We are given peace. We are justified by faith. We are judged righteous. All because of God's love. As I worked on Arlyce's funeral message, I chose a passage from Romans 8 which deals with this same subject and since it is fresh in my mind, I share a portion of the passage now. “For I am convinced that neither death, nor life, nor angels, nor rulers, nor things present, nor things to come, nor powers, 39 nor height, nor depth, nor anything else in all creation, will be able to separate us from the love of God in Christ Jesus our Lord.” The love of God is more powerful, more eternal, than anything we can conceive of. And that love plays out in justification which we also read about yesterday in that same passage, “Who will bring any charge against God’s elect? It is God who justifies. 34 Who is to condemn? It is Christ Jesus, who died, yes, who was raised, who is at the right hand of God, who indeed intercedes for us.”
So does this mean we can just sin without consequence? Paul asked that same question. But then he answered it a few more paragraphs ahead, “just as sin exercised dominion in death, so grace might also exercise dominion through justification leading to eternal life through Jesus Christ our Lord What then are we to say? Should we continue in sin in order that grace may abound? By no means! How can we who died to sin go on living in it? 3 Do you not know that all of us who have been baptized into Christ Jesus were baptized into his death?” By the way, this was also part of Arlyce's funeral readings.
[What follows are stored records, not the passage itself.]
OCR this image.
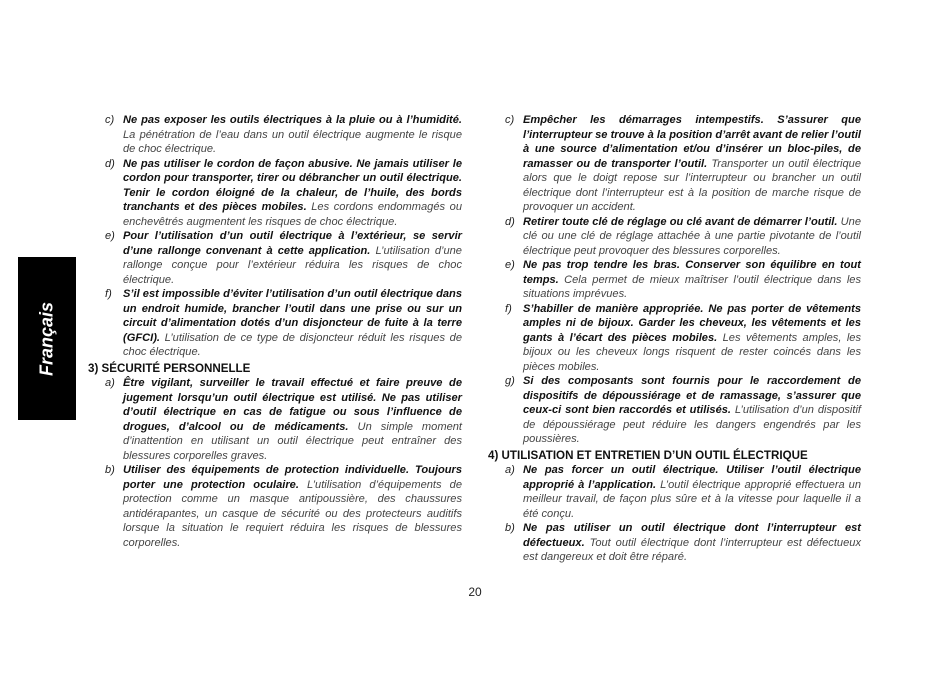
Français
c) Ne pas exposer les outils électriques à la pluie ou à l’humidité. La pénétration de l’eau dans un outil électrique augmente le risque de choc électrique.
d) Ne pas utiliser le cordon de façon abusive. Ne jamais utiliser le cordon pour transporter, tirer ou débrancher un outil électrique. Tenir le cordon éloigné de la chaleur, de l’huile, des bords tranchants et des pièces mobiles. Les cordons endommagés ou enchevêtrés augmentent les risques de choc électrique.
e) Pour l’utilisation d’un outil électrique à l’extérieur, se servir d’une rallonge convenant à cette application. L’utilisation d’une rallonge conçue pour l’extérieur réduira les risques de choc électrique.
f) S’il est impossible d’éviter l’utilisation d’un outil électrique dans un endroit humide, brancher l’outil dans une prise ou sur un circuit d’alimentation dotés d’un disjoncteur de fuite à la terre (GFCI). L’utilisation de ce type de disjoncteur réduit les risques de choc électrique.
3) SÉCURITÉ PERSONNELLE
a) Être vigilant, surveiller le travail effectué et faire preuve de jugement lorsqu’un outil électrique est utilisé. Ne pas utiliser d’outil électrique en cas de fatigue ou sous l’influence de drogues, d’alcool ou de médicaments. Un simple moment d’inattention en utilisant un outil électrique peut entraîner des blessures corporelles graves.
b) Utiliser des équipements de protection individuelle. Toujours porter une protection oculaire. L’utilisation d’équipements de protection comme un masque antipoussière, des chaussures antidérapantes, un casque de sécurité ou des protecteurs auditifs lorsque la situation le requiert réduira les risques de blessures corporelles.
c) Empêcher les démarrages intempestifs. S’assurer que l’interrupteur se trouve à la position d’arrêt avant de relier l’outil à une source d’alimentation et/ou d’insérer un bloc-piles, de ramasser ou de transporter l’outil. Transporter un outil électrique alors que le doigt repose sur l’interrupteur ou brancher un outil électrique dont l’interrupteur est à la position de marche risque de provoquer un accident.
d) Retirer toute clé de réglage ou clé avant de démarrer l’outil. Une clé ou une clé de réglage attachée à une partie pivotante de l’outil électrique peut provoquer des blessures corporelles.
e) Ne pas trop tendre les bras. Conserver son équilibre en tout temps. Cela permet de mieux maîtriser l’outil électrique dans les situations imprévues.
f) S’habiller de manière appropriée. Ne pas porter de vêtements amples ni de bijoux. Garder les cheveux, les vêtements et les gants à l’écart des pièces mobiles. Les vêtements amples, les bijoux ou les cheveux longs risquent de rester coincés dans les pièces mobiles.
g) Si des composants sont fournis pour le raccordement de dispositifs de dépoussiérage et de ramassage, s’assurer que ceux-ci sont bien raccordés et utilisés. L’utilisation d’un dispositif de dépoussiérage peut réduire les dangers engendrés par les poussières.
4) UTILISATION ET ENTRETIEN D’UN OUTIL ÉLECTRIQUE
a) Ne pas forcer un outil électrique. Utiliser l’outil électrique approprié à l’application. L’outil électrique approprié effectuera un meilleur travail, de façon plus sûre et à la vitesse pour laquelle il a été conçu.
b) Ne pas utiliser un outil électrique dont l’interrupteur est défectueux. Tout outil électrique dont l’interrupteur est défectueux est dangereux et doit être réparé.
20
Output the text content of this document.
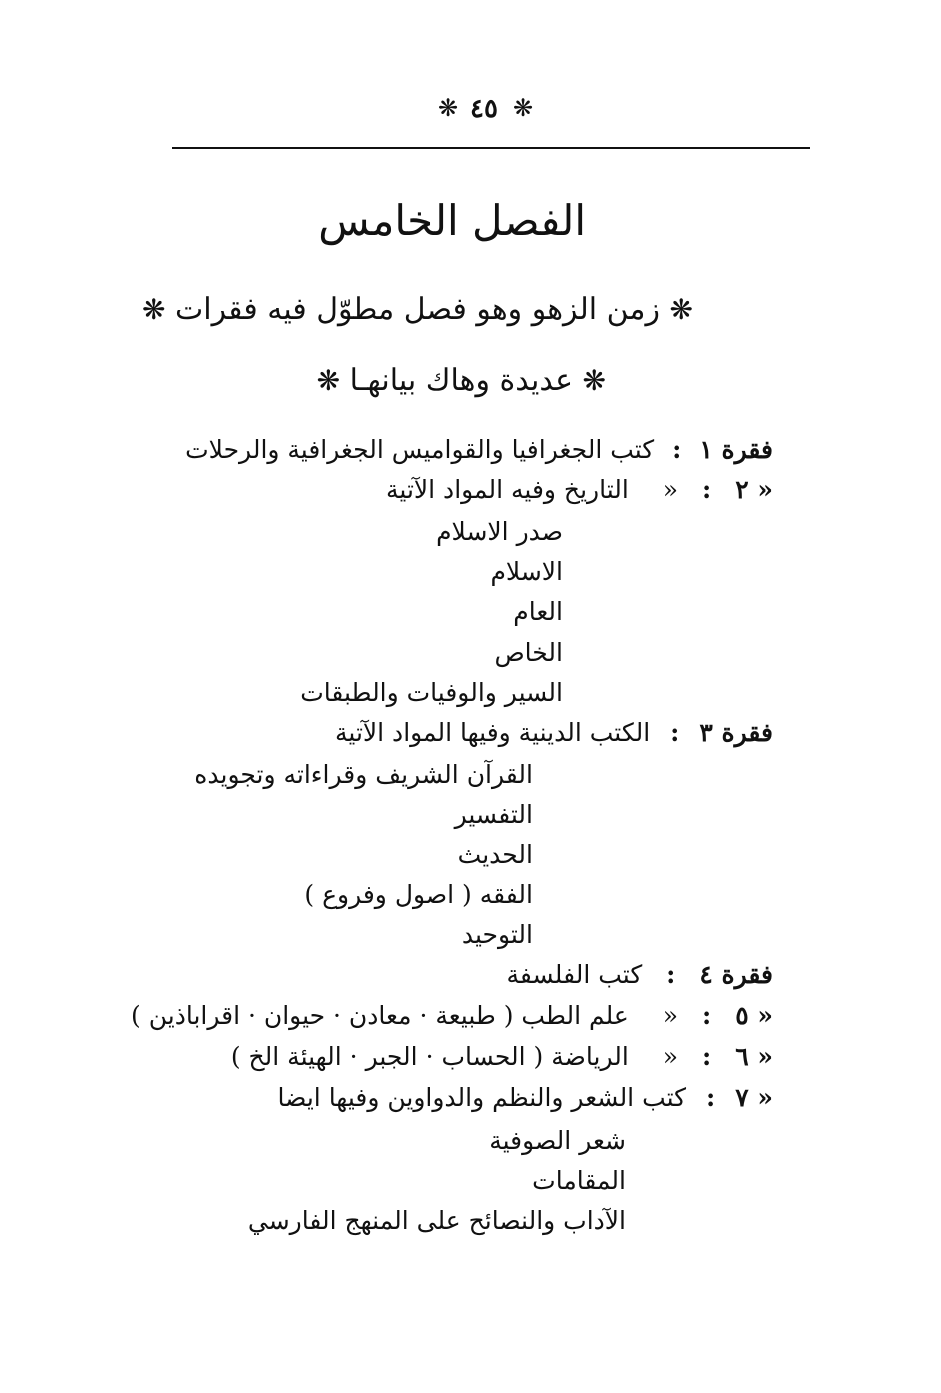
❋ ٤٥ ❋
الفصل الخامس
❋ زمن الزهو وهو فصل مطوّل فيه فقرات ❋
❋ عديدة وهاك بيانهـا ❋
فقرة ١ : كتب الجغرافيا والقواميس الجغرافية والرحلات
« ٢ : « التاريخ وفيه المواد الآتية
صدر الاسلام
الاسلام
العام
الخاص
السير والوفيات والطبقات
فقرة ٣ : الكتب الدينية وفيها المواد الآتية
القرآن الشريف وقراءاته وتجويده
التفسير
الحديث
الفقه ( اصول وفروع )
التوحيد
فقرة ٤ : كتب الفلسفة
« ٥ : « علم الطب ( طبيعة · معادن · حيوان · اقراباذين )
« ٦ : « الرياضة ( الحساب · الجبر · الهيئة الخ )
« ٧ : كتب الشعر والنظم والدواوين وفيها ايضا
شعر الصوفية
المقامات
الآداب والنصائح على المنهج الفارسي
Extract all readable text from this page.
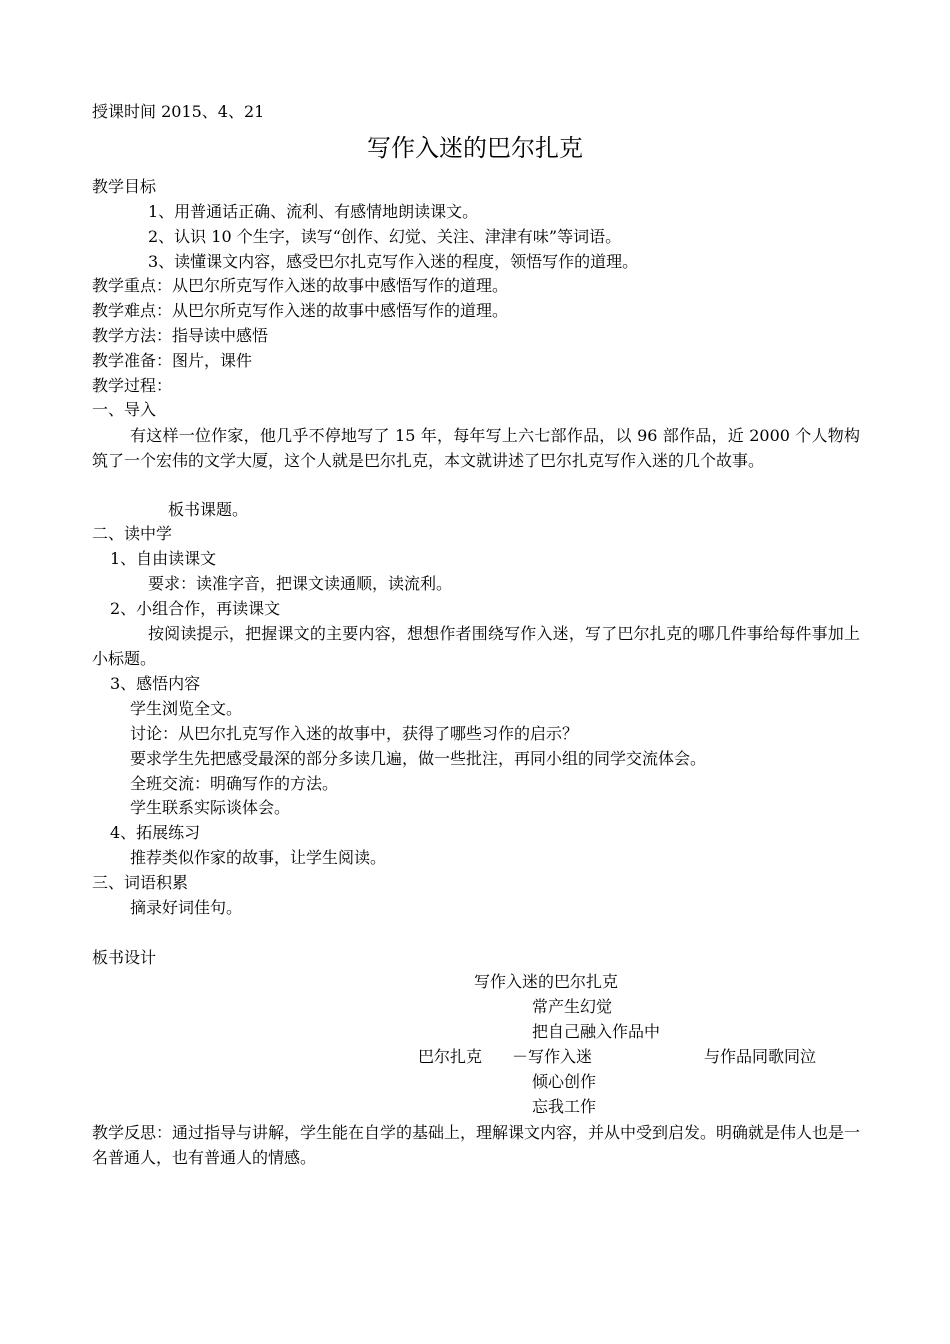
授课时间 2015、4、21

写作入迷的巴尔扎克

教学目标

1、用普通话正确、流利、有感情地朗读课文。

2、认识 10 个生字，读写“创作、幻觉、关注、津津有味”等词语。

3、读懂课文内容，感受巴尔扎克写作入迷的程度，领悟写作的道理。

教学重点：从巴尔所克写作入迷的故事中感悟写作的道理。

教学难点：从巴尔所克写作入迷的故事中感悟写作的道理。

教学方法：指导读中感悟

教学准备：图片，课件

教学过程：

一、导入

有这样一位作家，他几乎不停地写了 15 年，每年写上六七部作品，以 96 部作品，近 2000 个人物构筑了一个宏伟的文学大厦，这个人就是巴尔扎克，本文就讲述了巴尔扎克写作入迷的几个故事。

板书课题。

二、读中学

1、自由读课文

要求：读准字音，把课文读通顺，读流利。

2、小组合作，再读课文

按阅读提示，把握课文的主要内容，想想作者围绕写作入迷，写了巴尔扎克的哪几件事给每件事加上小标题。

3、感悟内容

学生浏览全文。

讨论：从巴尔扎克写作入迷的故事中，获得了哪些习作的启示？

要求学生先把感受最深的部分多读几遍，做一些批注，再同小组的同学交流体会。

全班交流：明确写作的方法。

学生联系实际谈体会。

4、拓展练习

推荐类似作家的故事，让学生阅读。

三、词语积累

摘录好词佳句。

板书设计

写作入迷的巴尔扎克

常产生幻觉

把自己融入作品中

巴尔扎克 －写作入迷	与作品同歌同泣

倾心创作

忘我工作

教学反思：通过指导与讲解，学生能在自学的基础上，理解课文内容，并从中受到启发。明确就是伟人也是一名普通人，也有普通人的情感。
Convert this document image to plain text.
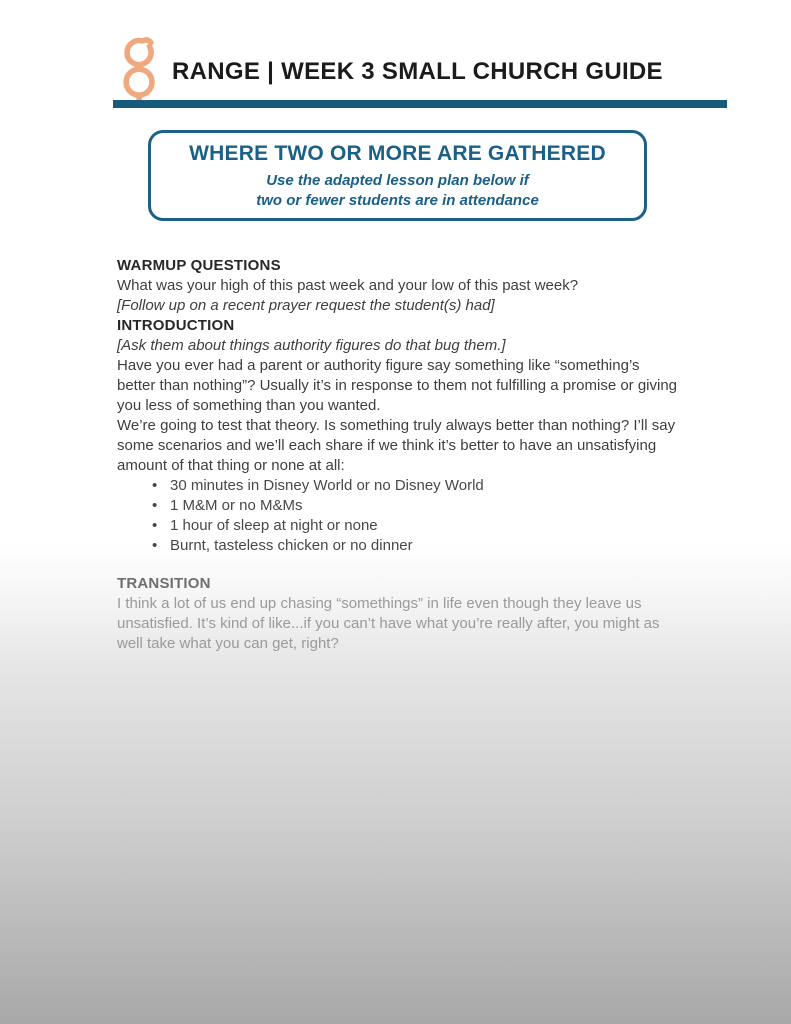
RANGE | WEEK 3 SMALL CHURCH GUIDE
WHERE TWO OR MORE ARE GATHERED
Use the adapted lesson plan below if
two or fewer students are in attendance
WARMUP QUESTIONS

What was your high of this past week and your low of this past week?

[Follow up on a recent prayer request the student(s) had]

INTRODUCTION

[Ask them about things authority figures do that bug them.]

Have you ever had a parent or authority figure say something like “something’s better than nothing”? Usually it’s in response to them not fulfilling a promise or giving you less of something than you wanted.

We’re going to test that theory. Is something truly always better than nothing? I’ll say some scenarios and we’ll each share if we think it’s better to have an unsatisfying amount of that thing or none at all:

• 30 minutes in Disney World or no Disney World
• 1 M&M or no M&Ms
• 1 hour of sleep at night or none
• Burnt, tasteless chicken or no dinner
TRANSITION

I think a lot of us end up chasing “somethings” in life even though they leave us unsatisfied. It’s kind of like...if you can’t have what you’re really after, you might as well take what you can get, right?
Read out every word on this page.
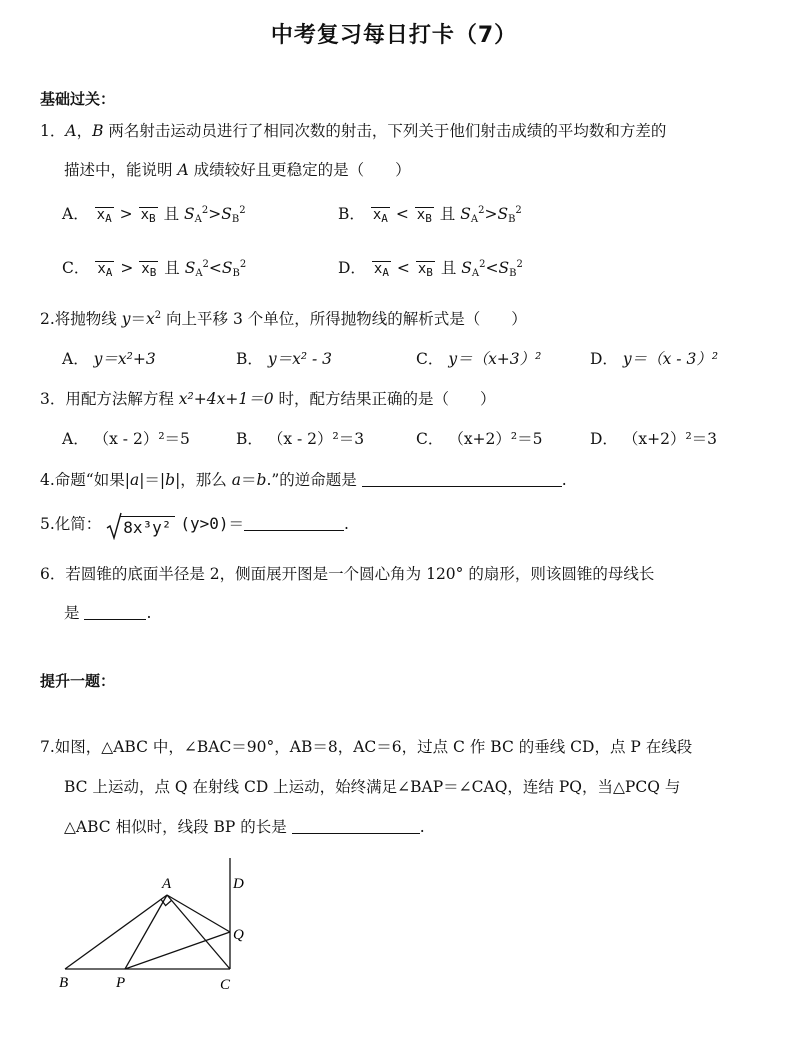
中考复习每日打卡（7）
基础过关：
1．A，B 两名射击运动员进行了相同次数的射击，下列关于他们射击成绩的平均数和方差的
描述中，能说明 A 成绩较好且更稳定的是（　　）
A． $x_A > x_B$ 且 $S_A^2>S_B^2$	B． $x_A < x_B$ 且 $S_A^2>S_B^2$
C． $x_A > x_B$ 且 $S_A^2<S_B^2$	D． $x_A < x_B$ 且 $S_A^2<S_B^2$
2.将抛物线 $y=x^2$ 向上平移 3 个单位，所得抛物线的解析式是（　　）
A． y＝x²+3	B． y＝x² - 3	C． y＝（x+3）²	D． y＝（x - 3）²
3．用配方法解方程 x²+4x+1＝0 时，配方结果正确的是（　　）
A． （x - 2）²＝5	B． （x - 2）²＝3	C． （x+2）²＝5	D． （x+2）²＝3
4.命题“如果|a|＝|b|，那么 a＝b.”的逆命题是	.
5.化简： 8x³y² (y>0)＝	.
6．若圆锥的底面半径是 2，侧面展开图是一个圆心角为 120° 的扇形，则该圆锥的母线长
是	.
提升一题：
7.如图，△ABC 中，∠BAC＝90°，AB＝8，AC＝6，过点 C 作 BC 的垂线 CD，点 P 在线段
BC 上运动，点 Q 在射线 CD 上运动，始终满足∠BAP＝∠CAQ，连结 PQ，当△PCQ 与
△ABC 相似时，线段 BP 的长是	.
A
B	C
D
P
Q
Paul addressed the question of sinning without responsibility, Jesus challenges us to live a responsible life in response to God's love. Author Philip Yancy puts it this way, “Jesus deliberately 'raises the bar.' If you look at the Sermon on the Mount, he keeps raising the ideal, so high that no one can meet it. You don’t murder—do you get angry with your brother? You don’t commit adultery—do you lust? He raises the bar so high that no one can meet it, and then provides the safety net of grace. We don’t have to gain God’s approval by jumping over the bar. Indeed, when we fail, grace is there to rescue us.” We don't cease trying to jump over the bar, and that process is sanctification, another theological term for another day. But let's not be satisfied merely bumping into that bar over and over. Let's live lives of love because that is what we have received at the hand of Jesus.
Today is Trinity Sunday. Our next hymn is a Trinity hymn, the 2nd, 3rd and 4th stanzas each highlight a member of the Trinity. Since we've looked specifically at the redemption offered us in Christ today, we note verse 2 says, “We're so glad that You've redeemed us, precious Jesus”. Each member of the Trinity has a job; creator, Savior and sustainer. We celebrate that today. But mostly we recognize that we are sinners in need of forgiveness. Jesus offers us forgiveness as we come to him in faith. “Therefore, since we have been justified through faith, we have peace with God through our Lord” Jesus Christ. And that is what the therefore is there for. Amen.